The world is more complicated now than when I was your age. Sexual orientation/gender identity was not something we needed to go around flashing like a business card. I knew at an early age who I was and that I was not like people around me. I didn’t fit in to the binary definition of gender. I suspect neither do you.
Sure, I was assigned a gender at birth as you were; but deep down, what am I? I still do not know for certain. What I do know is that it does not matter to anyone else but me. I do not need to tell people what my orientation is or what my self identified gender is. Never in the workplace, or in a social setting. It is personal to me.

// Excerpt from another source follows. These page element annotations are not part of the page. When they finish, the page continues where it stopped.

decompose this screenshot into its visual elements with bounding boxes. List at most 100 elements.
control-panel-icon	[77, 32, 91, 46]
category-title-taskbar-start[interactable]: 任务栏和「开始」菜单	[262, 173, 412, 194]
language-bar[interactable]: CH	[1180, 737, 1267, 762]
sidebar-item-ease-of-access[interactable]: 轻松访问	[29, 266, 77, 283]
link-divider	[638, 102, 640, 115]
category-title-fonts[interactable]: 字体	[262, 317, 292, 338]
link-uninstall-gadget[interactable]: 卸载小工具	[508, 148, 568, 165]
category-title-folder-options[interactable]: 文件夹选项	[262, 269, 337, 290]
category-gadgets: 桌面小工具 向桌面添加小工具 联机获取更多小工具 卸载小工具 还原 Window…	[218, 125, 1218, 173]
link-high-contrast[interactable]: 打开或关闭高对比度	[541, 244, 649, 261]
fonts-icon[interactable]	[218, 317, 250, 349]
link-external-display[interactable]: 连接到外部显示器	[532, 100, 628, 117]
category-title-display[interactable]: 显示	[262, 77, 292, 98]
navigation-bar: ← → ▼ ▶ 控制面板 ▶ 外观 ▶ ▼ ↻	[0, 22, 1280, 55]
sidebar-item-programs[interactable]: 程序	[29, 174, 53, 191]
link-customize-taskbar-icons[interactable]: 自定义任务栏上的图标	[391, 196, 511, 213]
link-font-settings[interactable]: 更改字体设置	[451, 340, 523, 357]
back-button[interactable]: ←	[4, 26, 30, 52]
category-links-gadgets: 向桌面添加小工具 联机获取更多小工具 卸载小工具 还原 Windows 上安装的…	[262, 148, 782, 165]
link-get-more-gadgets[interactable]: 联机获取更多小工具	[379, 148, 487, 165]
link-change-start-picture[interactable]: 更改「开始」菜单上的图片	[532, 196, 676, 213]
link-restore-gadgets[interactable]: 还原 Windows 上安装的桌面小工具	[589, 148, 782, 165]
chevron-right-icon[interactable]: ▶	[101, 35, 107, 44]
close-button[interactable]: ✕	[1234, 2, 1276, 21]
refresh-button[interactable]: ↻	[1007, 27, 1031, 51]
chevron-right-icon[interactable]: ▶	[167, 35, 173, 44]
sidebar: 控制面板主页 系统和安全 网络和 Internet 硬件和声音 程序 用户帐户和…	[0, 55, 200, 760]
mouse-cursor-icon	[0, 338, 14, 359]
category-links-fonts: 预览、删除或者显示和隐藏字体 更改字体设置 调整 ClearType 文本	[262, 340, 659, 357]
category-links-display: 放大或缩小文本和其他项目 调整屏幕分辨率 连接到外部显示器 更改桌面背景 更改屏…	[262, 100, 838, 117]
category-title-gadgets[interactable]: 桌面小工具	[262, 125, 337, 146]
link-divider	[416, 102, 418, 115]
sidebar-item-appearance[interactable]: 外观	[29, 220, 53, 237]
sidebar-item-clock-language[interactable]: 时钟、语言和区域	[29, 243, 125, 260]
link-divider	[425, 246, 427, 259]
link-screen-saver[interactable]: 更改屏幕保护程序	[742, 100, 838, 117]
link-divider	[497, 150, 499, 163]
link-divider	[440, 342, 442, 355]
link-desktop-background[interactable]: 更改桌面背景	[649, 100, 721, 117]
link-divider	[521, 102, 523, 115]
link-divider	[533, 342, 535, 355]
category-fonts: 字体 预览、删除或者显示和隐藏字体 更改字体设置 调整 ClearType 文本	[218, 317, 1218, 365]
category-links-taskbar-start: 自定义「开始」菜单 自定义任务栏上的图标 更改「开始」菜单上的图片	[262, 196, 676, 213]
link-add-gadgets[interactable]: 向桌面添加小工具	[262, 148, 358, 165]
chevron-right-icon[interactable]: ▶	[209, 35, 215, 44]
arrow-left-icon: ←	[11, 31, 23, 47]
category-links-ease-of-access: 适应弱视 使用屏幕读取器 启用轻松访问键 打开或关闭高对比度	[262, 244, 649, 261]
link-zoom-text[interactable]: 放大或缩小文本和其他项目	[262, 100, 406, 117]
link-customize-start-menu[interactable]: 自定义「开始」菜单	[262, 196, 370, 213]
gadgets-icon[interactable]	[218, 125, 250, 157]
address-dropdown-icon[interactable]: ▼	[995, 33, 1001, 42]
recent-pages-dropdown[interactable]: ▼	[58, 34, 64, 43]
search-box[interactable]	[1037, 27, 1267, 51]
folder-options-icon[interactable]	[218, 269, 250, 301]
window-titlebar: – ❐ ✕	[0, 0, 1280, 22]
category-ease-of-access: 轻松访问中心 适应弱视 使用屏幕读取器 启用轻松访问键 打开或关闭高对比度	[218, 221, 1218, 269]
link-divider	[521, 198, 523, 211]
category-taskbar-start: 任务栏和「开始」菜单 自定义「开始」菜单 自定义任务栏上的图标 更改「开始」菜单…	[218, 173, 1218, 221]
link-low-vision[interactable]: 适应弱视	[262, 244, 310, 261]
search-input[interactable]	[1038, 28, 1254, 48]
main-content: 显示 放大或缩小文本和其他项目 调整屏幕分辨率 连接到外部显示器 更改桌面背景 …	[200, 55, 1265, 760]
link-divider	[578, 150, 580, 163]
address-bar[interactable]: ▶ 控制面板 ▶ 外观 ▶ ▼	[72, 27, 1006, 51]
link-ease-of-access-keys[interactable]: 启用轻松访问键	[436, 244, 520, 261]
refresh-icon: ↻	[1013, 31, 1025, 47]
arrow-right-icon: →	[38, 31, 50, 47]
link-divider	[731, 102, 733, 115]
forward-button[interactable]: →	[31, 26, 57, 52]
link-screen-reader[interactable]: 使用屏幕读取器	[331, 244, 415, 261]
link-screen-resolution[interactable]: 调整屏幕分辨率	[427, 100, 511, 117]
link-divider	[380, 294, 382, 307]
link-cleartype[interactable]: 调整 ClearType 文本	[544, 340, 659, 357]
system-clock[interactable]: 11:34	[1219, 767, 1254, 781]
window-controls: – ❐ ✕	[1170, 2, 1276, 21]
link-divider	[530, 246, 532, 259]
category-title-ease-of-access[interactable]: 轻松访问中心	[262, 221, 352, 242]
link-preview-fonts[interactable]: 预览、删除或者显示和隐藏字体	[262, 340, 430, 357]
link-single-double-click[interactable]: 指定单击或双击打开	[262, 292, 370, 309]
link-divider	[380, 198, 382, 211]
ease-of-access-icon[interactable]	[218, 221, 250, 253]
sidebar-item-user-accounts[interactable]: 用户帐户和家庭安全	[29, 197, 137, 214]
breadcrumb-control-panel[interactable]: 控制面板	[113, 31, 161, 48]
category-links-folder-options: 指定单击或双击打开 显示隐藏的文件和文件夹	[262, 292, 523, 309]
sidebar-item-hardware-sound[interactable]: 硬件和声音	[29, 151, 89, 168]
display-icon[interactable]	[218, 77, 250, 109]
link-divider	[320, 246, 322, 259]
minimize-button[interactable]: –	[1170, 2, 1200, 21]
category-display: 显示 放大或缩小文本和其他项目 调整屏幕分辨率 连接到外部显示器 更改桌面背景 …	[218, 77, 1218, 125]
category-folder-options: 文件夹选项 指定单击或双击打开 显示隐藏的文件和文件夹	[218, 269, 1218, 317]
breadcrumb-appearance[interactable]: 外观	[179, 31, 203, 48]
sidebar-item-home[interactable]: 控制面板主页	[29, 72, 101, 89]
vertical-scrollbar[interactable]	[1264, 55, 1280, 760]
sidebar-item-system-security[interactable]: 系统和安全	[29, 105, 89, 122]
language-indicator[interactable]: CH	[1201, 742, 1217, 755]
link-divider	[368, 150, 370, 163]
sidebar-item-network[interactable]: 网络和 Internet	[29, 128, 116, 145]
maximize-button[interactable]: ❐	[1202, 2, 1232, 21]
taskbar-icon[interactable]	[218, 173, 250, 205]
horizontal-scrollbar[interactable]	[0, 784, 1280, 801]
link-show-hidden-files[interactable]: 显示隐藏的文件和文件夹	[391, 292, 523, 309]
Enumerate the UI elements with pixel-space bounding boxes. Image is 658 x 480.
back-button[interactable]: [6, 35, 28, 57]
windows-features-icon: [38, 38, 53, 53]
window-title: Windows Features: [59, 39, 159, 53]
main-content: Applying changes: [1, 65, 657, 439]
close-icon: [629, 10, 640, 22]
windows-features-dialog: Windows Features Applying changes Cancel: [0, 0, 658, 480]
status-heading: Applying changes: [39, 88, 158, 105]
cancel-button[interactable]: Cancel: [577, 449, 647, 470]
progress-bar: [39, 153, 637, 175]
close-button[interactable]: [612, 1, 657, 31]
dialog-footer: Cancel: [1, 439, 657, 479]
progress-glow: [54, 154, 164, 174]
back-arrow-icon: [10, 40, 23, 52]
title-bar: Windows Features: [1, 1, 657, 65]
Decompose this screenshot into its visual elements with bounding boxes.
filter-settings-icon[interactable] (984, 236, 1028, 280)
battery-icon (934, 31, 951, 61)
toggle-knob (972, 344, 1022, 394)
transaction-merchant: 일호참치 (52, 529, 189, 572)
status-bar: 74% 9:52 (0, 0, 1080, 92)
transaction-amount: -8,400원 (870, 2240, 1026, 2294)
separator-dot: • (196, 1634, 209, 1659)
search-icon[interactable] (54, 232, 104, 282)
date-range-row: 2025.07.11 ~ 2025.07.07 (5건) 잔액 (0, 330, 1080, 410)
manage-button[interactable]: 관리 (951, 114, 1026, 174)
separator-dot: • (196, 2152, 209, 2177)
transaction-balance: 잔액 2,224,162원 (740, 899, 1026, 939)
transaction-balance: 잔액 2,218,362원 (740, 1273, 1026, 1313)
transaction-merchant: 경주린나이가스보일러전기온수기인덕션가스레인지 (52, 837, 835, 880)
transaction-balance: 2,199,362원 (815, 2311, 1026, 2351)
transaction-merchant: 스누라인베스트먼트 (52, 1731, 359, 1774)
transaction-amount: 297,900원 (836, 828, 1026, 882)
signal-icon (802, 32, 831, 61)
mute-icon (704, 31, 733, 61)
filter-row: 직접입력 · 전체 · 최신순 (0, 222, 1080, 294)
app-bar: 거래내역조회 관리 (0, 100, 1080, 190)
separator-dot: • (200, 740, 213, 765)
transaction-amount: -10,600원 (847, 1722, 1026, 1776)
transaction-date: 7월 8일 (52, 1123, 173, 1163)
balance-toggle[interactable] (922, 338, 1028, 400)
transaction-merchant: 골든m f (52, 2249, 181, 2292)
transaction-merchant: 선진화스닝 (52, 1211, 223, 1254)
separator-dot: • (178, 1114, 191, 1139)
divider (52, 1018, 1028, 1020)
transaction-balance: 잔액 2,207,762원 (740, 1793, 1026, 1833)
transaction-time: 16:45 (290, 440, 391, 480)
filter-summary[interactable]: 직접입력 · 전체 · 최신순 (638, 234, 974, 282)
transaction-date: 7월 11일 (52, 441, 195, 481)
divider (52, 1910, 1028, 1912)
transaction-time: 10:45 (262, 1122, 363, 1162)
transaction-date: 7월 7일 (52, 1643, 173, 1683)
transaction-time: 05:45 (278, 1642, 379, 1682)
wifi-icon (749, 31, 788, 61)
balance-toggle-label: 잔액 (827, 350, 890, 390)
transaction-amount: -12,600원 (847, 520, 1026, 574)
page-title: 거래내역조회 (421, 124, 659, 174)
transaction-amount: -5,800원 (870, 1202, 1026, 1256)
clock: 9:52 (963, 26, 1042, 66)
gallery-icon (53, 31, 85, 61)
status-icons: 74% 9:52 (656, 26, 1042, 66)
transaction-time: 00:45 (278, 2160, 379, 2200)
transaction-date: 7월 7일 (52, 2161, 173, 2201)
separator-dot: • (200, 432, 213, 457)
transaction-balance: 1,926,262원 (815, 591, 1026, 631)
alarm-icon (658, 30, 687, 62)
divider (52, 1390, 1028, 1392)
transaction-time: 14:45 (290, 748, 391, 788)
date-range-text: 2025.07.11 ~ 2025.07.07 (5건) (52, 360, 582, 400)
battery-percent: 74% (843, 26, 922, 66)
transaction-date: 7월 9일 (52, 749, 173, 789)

That said, some people have to disclose because their identity is so different from their assignment that it makes it hard to get along in a binary-centric world. Imagine identifying as female in a gender assigned male body having to shower with cis-males in a gym. Feeling wholly uncomfortable. I could seriously empathize. Being forced to live along a gender stereotype they just did not align? When all they want to do is be who they know themselves to be without criticism, condemnations or harassments.
I hated my first year at college, because I neither identified as male or female and felt really out of place and crawl-out-of-my-skin uncomfortable when having to shower in the women’s dormitory where it was a large open space with a bunch of shower heads lining the perimeter. I would wait until the weirdest time of day to shower so I could do so in peace. I simply never felt aligned with other women. But I never felt all the way male either. If there was a gender in between, I could see that’s where I fell. I think I was fluid, though I thought I might be genderless in High School. Depending on the day I could tap into a feminine or masculine sensibility, but I never felt that I needed to pick a side. Except that society expected it of me.
We now live in an age where that expectation is being confronted with the words
Why?
Not anymore.
I am excited for the time when gender identity does not have to be part of the conversation. That people are accepted no matter how they identify or what their orientation is. There is no difficult decision in a changing room, or restroom, gym or dormitory setting as to what door to enter. That people are not discriminated against for living their truth. Nor are they excluded, disowned, attacked, murdered because an ignorant fuck feels threatened. That they don’t have to decide to exit this earth to get relief from a persecuted life.
That just because I marry a man does not mean I am turning in my queer card. It just means that I loved him enough to want to spend the rest of my life with him and bear his child because my body is wired to do so. If I had met a woman who I fell for in the same way I would have married her. That I should not have to justify who I am or my choices to any group. And finally, that I need not grab a label to slap on my chest to inform everyone else what/who I am. I don’t care to share my pronouns because they are mine and not yours. And I am not offended if you choose to use a pronoun that matches my physical gender because you don’t know.
I recognize that the journey to this freedom has been paved by warriors and martyrs alike who paid difficult prices to get to that extraordinary time in the future. I know and respect that they need these pronouns to teach tolerance and acceptance.
Some day I will be able to go into a clothing store and not see a segregation by blue or pink and cringe. That I will see a time where restrooms are private and inclusive for all to use without pausing to look at signage to decide how to proceed.